Derrière une patte colorée, capable d’assumer et mélanger avec brio une déclinaison de fluo, on retrouve Léonie Kœlsch, jeune artiste strasbourgeoise, pour qui illustration rime aussi avec convictions. Coup de projo sur un talent à suivre.
Discrètement accrochée sur un des murs de briques du festival d’art urbain Colors (du 4 au 27 septembre), entourée de fresques gigantesques, une illustration de Léonie Kœlsch m’a pourtant tapé dans l’œil. Instantanément intriguée par son style coloré, je me suis empressée d’aller voir le reste de son travail, et je n’ai pas été déçue. Portrait d’une artiste qui maîtrise le Pantone comme personne.
Ville de cœur
Avec un nom qui sonne du coin, qu’elle tient d’ancêtres alsaciens, Léonie Kœlsch vient pourtant d’une petite ville de Bourgogne. Strasbourg, elle la découvre en 2012, « pour démarrer des études de design graphique ». Séduite par ses vélos, « les initiatives citoyennes et écologiques […], et le fait qu’il y ait une communauté d’illustrateur-ices très soudée », Strasbourg devient vite sa « ville de cœur ».
Elle y fera, pendant sept ans, des sauts de puce, jusqu’à l’été dernier où elle a définitivement posé ses valises, dans un atelier partagé, près de la gare. Avant cela, elle a navigué entre Valence pour passer par les Beaux-arts « toujours pour le design graphique », un retour ici pour un diplôme à la HEAR en illustration didactique, et un séjour de 8 mois en Afrique, dans un projet de création d’ « illustrations didactiques pour transmettre des contenus de formation à l’entrepreneuriat à [destination de] femmes qui ne savaient pas lire ».
Dessins à desseins
Ce projet auprès de femmes analphabètes, en Côte d’Ivoire, est à l’image de son travail : engagé.
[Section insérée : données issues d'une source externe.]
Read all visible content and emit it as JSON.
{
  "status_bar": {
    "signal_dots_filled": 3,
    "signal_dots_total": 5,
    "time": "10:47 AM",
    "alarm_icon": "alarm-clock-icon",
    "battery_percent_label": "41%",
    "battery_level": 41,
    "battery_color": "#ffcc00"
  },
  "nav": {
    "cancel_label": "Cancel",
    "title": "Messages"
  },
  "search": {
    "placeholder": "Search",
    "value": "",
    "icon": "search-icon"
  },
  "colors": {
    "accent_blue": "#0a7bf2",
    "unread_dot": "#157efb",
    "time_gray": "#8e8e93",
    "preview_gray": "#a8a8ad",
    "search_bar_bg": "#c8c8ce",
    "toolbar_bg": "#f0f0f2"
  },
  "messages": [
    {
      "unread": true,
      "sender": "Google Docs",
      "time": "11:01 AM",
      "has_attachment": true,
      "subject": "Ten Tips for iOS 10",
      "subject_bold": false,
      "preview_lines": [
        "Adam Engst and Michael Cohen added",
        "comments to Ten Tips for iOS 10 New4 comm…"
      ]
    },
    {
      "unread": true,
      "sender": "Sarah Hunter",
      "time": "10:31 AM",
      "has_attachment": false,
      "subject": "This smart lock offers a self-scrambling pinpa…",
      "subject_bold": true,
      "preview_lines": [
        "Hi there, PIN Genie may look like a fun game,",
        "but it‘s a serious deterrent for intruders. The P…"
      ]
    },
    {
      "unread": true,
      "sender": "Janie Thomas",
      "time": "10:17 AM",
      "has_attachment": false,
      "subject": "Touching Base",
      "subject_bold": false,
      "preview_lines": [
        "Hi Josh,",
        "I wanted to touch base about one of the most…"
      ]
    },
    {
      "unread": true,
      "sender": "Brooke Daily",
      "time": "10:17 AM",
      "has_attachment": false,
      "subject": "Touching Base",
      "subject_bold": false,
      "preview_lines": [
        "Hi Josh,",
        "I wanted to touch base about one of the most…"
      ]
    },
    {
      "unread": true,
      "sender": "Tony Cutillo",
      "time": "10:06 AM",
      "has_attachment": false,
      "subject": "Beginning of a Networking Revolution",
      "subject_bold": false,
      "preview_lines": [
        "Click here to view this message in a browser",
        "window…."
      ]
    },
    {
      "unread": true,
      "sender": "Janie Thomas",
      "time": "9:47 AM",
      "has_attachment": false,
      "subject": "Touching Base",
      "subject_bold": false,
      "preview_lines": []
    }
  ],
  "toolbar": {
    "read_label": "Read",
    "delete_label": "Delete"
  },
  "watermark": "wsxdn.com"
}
« J’essaye de partager des valeurs auxquelles je crois dans mon travail : je trouve que c’est très important en tant que créatrice d’images d’avoir du recul sur ce que je transmets aux autres. C’est quand même un sacré pouvoir de créer des images qui vont être vues par plein de monde quand on y réfléchit. »
En parcourant ses illustrations, on repère rapidement de nombreux projets autour de l’écologie, et un souci de diversifier les représentations, comme dans les Amours Vagabondes, avec un couple d’amoureuses. Ou encore féministes, avec plusieurs portraits de femmes entrepreneures, et un livret élaboré avec des élèves de CM1 lors d’un atelier sur l’égalité fille-garçon.
« Je trouve ça très important de pouvoir représenter des personnes qui sont parfois discriminées ou invisibilisées aujourd’hui en France. Ça demande de faire attention aussi à ne pas tomber dans des stéréotypes […]. Il y a des commandes pour lesquelles c’était très naturel d’amener ça dans mes images […], et en général je ne laisse jamais cette question de côté, même si ce n’est pas une demande explicite de la part de mes commanditaires ».
Elle rajoute se renseigner énormément sur ces sujets, à travers lectures et podcasts (tels que : Les Couilles sur la table, Yesss, Kiffe ta race, etc) ; et dit s’ « amuser à renverser les stéréotypes de genre » en dessinant, comme personnages, « des femmes plutôt actives ».
Des goûts et des Colors
Mais Léonie Koelsch, ce n’est pas qu’un message, c’est aussi une patte. Un style faussement naïf, des aplats de couleurs vives qui claquent, et des motifs rappelant par moments le style Memphis des années 80. La couleur, elle le dit, « c’est quelque chose qui définit vraiment [s]on travail ». De sa pratique du design ressort un goût et une maîtrise de la composition, des formes, et quelque chose de très graphique.
Créant ses images à la gouache « avec parfois du collage de papier texturé, [elle s’]éclate à créer des palettes de couleurs et à peindre pendant des heures entières ». Elle s’inspire de ce qui l’entoure : de ses voyages, de la nature, « et parfois, ce sont des images qui [lui] viennent à l’esprit à des moments incongrus » ; et se partage entre commandes et projets persos.
Et côté projets, et pas des moindres : la fameuse collab’ avec Colors, qui l’amène à customiser nos rues. En juin, elle peint un premier boîtier électrique vers l’écoquartier du Danube, et ce dimanche, un deuxième à Schiltigheim lors des Journées du Patrimoine. « C’est vraiment des moments de partage avec les passant-e-s qui viennent échanger avec moi et qui sont très content-e-s d’avoir un peu de couleur dans le quartier ».
Sans compter des couv’ et illus pour de la presse (Coze, Bibouilles, Milk, Les Échos), et une envie d’illustrer des affiches pour des événements culturels. Elle me confesse aussi être sur un projet dans l’édition, mais chut… Affaire à suivre. Et de très près.